Kirstie has been...interesting. We get along, the one show we have done since her return went on fine. Things are still tense though. Scott will not leave me or Aria alone with her and there is still this tension in the air that is just painful.

That is why we made sure that for Thanksgiving we head home to Arlington to just be away from it all.

That also meant avoiding the stress of having to handle my mom with her brain trauma which sounds horrible, but with my stress levels everywhere I just can't handle it right now not to mention how I'm not sure I'm comfortable with having around Aria around her.

So, we have headed to Scott's parents' house who have been more than happy to have us here.

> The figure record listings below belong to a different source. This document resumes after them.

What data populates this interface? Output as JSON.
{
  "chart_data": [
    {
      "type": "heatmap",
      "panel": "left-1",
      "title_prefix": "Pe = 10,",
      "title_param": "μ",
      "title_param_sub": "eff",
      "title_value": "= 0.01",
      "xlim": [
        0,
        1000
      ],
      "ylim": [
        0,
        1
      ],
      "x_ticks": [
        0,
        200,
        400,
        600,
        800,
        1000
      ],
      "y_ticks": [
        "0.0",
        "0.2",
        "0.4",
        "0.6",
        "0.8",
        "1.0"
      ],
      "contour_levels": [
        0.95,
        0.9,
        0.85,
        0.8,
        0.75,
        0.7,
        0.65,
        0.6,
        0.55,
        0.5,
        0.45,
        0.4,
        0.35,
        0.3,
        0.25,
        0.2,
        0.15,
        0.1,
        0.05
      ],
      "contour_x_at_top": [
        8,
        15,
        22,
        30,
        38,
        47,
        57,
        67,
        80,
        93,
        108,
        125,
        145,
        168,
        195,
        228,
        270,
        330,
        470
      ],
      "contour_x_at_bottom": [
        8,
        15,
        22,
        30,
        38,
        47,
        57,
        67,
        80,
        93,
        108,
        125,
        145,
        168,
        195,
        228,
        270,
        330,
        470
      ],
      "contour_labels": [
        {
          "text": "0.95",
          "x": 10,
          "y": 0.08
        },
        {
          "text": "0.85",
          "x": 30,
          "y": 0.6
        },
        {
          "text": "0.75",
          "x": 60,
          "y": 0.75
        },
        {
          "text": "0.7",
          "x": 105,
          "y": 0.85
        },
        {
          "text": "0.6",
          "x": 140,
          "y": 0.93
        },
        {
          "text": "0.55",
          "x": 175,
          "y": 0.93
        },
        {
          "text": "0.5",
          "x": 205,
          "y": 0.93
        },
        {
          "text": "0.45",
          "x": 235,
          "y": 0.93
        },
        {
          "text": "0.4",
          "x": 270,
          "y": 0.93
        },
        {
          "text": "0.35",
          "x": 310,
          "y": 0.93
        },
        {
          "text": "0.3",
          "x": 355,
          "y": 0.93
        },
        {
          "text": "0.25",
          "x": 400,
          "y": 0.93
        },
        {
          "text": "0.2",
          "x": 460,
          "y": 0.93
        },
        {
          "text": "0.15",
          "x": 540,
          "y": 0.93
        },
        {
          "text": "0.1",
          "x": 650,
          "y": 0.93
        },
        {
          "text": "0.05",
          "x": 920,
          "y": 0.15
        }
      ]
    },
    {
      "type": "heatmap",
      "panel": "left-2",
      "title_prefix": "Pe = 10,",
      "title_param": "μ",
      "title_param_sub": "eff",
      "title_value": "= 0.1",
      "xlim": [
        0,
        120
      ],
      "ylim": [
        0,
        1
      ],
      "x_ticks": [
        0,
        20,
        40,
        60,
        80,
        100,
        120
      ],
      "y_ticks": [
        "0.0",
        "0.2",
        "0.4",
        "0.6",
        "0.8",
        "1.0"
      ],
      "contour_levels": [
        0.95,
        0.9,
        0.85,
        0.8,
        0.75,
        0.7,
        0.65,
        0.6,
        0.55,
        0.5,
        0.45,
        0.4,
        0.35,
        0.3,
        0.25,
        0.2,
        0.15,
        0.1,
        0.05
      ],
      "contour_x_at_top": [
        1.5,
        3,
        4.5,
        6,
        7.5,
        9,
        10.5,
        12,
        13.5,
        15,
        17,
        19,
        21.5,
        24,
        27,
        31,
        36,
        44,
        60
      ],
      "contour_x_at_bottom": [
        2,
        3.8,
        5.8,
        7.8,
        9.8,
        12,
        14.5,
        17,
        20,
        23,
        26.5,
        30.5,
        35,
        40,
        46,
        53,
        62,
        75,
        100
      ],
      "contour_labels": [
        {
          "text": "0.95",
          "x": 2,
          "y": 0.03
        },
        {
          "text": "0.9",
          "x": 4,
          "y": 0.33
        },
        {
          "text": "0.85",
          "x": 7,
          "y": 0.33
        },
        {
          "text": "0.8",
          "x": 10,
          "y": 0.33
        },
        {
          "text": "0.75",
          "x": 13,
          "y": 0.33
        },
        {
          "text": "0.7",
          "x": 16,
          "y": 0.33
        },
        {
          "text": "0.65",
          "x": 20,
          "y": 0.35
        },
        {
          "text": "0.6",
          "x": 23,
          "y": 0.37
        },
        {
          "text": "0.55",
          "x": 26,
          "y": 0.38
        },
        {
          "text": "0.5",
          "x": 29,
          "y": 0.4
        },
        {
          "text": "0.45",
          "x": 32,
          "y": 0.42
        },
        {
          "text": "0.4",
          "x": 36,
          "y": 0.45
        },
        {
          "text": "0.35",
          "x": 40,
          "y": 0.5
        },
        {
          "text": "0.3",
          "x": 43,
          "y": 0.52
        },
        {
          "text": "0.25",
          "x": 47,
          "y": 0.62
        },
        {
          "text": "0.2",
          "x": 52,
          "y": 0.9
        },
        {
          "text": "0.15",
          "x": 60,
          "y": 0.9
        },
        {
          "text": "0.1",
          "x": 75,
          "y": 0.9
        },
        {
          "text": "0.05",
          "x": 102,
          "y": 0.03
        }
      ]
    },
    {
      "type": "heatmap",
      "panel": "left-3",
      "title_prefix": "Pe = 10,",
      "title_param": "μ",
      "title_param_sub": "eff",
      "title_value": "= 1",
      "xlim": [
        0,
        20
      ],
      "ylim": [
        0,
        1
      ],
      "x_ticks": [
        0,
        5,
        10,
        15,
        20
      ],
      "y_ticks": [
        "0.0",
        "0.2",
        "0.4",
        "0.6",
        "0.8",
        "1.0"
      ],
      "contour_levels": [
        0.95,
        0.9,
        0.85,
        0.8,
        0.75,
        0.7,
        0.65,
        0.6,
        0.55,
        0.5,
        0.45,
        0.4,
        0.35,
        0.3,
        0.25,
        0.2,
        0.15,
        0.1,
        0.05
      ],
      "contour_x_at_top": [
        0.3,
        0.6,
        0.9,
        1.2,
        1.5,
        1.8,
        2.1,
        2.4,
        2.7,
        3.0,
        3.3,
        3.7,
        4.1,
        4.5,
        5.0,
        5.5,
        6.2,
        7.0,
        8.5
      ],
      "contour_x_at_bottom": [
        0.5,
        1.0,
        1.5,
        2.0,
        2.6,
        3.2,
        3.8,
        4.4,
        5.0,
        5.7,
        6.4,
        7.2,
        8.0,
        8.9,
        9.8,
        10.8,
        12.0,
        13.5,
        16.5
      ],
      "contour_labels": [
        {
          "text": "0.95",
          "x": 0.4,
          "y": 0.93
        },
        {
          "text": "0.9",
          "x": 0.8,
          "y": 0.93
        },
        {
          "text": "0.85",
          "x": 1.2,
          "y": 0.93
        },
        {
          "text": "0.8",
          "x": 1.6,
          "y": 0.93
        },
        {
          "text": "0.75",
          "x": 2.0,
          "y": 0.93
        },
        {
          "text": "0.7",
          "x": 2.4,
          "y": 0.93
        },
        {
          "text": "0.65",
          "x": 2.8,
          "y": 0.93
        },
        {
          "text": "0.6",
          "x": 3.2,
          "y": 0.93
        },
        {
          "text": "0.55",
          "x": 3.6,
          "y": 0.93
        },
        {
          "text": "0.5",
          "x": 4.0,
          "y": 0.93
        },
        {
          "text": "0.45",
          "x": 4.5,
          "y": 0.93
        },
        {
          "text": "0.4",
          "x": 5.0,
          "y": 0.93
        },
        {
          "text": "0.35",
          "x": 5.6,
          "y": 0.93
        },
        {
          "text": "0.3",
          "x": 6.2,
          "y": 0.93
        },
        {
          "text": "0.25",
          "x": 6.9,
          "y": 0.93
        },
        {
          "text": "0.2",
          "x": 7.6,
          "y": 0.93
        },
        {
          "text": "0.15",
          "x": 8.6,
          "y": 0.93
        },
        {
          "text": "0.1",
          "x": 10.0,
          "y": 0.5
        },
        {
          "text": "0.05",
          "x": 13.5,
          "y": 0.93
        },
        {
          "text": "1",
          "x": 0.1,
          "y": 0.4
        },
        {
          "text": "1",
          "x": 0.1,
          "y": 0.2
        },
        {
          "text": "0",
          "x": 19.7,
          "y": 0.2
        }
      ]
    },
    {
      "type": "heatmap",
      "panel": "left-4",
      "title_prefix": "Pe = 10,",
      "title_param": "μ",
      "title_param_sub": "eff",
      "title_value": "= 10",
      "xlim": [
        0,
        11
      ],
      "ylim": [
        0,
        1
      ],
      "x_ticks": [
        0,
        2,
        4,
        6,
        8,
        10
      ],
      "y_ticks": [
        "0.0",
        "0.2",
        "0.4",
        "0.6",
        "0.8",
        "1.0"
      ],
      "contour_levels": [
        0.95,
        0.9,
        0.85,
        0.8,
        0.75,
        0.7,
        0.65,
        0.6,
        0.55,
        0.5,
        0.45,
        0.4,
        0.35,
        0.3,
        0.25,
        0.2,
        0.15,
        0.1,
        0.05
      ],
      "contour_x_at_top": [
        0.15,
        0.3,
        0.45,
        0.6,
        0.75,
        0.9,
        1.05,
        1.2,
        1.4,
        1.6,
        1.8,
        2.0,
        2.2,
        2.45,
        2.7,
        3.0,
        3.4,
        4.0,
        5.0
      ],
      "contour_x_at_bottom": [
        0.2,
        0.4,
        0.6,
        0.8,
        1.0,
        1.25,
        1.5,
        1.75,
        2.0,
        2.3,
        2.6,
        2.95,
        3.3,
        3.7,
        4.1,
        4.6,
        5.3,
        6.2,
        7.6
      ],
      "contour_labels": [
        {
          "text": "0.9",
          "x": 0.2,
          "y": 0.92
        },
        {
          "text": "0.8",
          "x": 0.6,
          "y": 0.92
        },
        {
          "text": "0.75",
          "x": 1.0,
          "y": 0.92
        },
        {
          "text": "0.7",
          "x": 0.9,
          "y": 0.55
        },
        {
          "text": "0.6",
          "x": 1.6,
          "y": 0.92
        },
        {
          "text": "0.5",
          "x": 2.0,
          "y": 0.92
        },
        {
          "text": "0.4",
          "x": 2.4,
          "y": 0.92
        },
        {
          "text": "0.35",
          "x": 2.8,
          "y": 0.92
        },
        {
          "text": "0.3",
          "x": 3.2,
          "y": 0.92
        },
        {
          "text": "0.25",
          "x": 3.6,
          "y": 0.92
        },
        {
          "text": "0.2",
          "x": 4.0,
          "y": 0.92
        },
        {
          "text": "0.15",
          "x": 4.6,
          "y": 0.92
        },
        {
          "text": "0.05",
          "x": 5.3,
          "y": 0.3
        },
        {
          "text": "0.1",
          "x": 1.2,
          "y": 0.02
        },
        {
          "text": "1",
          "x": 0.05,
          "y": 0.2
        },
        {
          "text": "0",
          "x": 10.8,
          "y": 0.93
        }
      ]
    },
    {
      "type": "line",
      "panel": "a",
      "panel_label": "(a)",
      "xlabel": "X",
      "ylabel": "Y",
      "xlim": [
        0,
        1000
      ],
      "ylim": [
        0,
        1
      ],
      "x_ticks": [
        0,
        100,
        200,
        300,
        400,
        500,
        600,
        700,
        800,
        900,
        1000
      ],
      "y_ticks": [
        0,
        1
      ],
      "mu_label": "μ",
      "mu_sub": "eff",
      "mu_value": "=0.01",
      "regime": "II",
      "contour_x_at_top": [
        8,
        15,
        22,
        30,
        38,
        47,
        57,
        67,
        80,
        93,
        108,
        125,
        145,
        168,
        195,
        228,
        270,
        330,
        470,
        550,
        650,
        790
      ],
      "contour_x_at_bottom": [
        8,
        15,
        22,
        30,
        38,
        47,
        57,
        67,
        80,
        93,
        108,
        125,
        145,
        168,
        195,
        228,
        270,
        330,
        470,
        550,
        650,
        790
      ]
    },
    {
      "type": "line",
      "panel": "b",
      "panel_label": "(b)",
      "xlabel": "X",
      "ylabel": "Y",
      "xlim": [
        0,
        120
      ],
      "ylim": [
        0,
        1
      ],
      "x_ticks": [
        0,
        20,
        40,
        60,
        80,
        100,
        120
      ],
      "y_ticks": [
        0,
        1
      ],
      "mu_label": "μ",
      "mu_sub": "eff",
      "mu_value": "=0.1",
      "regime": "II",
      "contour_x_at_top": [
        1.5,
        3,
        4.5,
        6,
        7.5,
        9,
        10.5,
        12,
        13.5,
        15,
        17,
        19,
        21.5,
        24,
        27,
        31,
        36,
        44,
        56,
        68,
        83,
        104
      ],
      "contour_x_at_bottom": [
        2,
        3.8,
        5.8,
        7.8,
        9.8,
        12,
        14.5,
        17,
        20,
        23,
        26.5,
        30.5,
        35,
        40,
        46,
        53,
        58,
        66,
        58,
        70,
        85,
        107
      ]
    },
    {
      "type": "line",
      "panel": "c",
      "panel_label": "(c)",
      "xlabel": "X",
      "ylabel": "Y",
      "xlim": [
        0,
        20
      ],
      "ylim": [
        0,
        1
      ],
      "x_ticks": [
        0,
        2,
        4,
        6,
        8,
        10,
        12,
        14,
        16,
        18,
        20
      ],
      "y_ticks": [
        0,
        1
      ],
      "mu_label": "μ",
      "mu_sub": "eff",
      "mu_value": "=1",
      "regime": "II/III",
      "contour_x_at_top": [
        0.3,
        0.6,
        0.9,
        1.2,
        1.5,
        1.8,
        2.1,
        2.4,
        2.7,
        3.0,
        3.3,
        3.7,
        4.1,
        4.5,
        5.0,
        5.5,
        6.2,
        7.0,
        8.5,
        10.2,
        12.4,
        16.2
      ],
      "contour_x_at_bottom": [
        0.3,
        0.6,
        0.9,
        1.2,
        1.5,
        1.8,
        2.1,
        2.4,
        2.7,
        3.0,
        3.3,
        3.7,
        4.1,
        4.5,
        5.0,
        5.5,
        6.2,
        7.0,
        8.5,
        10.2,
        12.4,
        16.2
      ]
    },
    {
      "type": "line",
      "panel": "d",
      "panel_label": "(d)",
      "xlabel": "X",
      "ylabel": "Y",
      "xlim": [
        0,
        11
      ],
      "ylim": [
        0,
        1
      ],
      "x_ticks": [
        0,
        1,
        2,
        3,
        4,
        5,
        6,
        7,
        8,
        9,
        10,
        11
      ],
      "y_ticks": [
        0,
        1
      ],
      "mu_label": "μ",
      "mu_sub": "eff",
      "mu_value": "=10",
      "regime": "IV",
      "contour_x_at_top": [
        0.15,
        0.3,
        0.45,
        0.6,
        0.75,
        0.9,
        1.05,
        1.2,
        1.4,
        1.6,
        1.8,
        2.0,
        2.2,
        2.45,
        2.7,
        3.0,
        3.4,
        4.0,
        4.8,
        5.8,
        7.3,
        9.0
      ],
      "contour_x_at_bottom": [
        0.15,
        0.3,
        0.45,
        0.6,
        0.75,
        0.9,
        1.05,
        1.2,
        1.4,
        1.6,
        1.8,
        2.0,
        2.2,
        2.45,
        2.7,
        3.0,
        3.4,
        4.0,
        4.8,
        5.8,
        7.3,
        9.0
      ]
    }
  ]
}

We are in Scott's old bedroom, which brings back so many memories. Aria's travel pen is set up which she sleeps in each night for the past week.

Today is Thanksgiving which will bring all of Scott's family over to the house, my parents, Kirstie, and her mom. I am more than a little nervous with me fearing my mom will have another outburst and fearing the tension that will come with having Kirstie here.

Scott and I lie in his bed curled up under the covers with him having his face buried in his pillow as he lies on his belly. I am curled up under one of his arms which he keeps around me bringing me in close to his side as I nuzzle his side with my nose making him groan.

"Mm... your nose is cold," he whines turning his face out of his pillow as he looks at me his eyes still heavy with sleep.

"Sorry, I just want love, and you'd rather love your pillow," I put jokingly making him roll his eyes before attacking me with tickles making me squeal as I try to get away.

My squeal and his makes a cry fill the room making us both stop.

"Ugh...It's still too early, sweet girl. Just another hour, please. Go back to sleep," I beg our daughter who ignores me as she continues to cry, and even pushes herself up into a sitting position all by herself as her big brown eyes look around the room in confusion her bottom lip trembling.

I get out of bed picking her up out of the play pen giving her a big kiss in good morning.

"How are you today? Did you sleep well?" I ask her even though she can't understand me. She stops crying reaching up at me to touch my face her bottom lip still trembling.

"Am, Am," she chants making grabby hands at me.

"Are you hungry, sweetie? Do you want yum yum? I ask her rubbing her back as Scott gets up pulling a t-shirt on.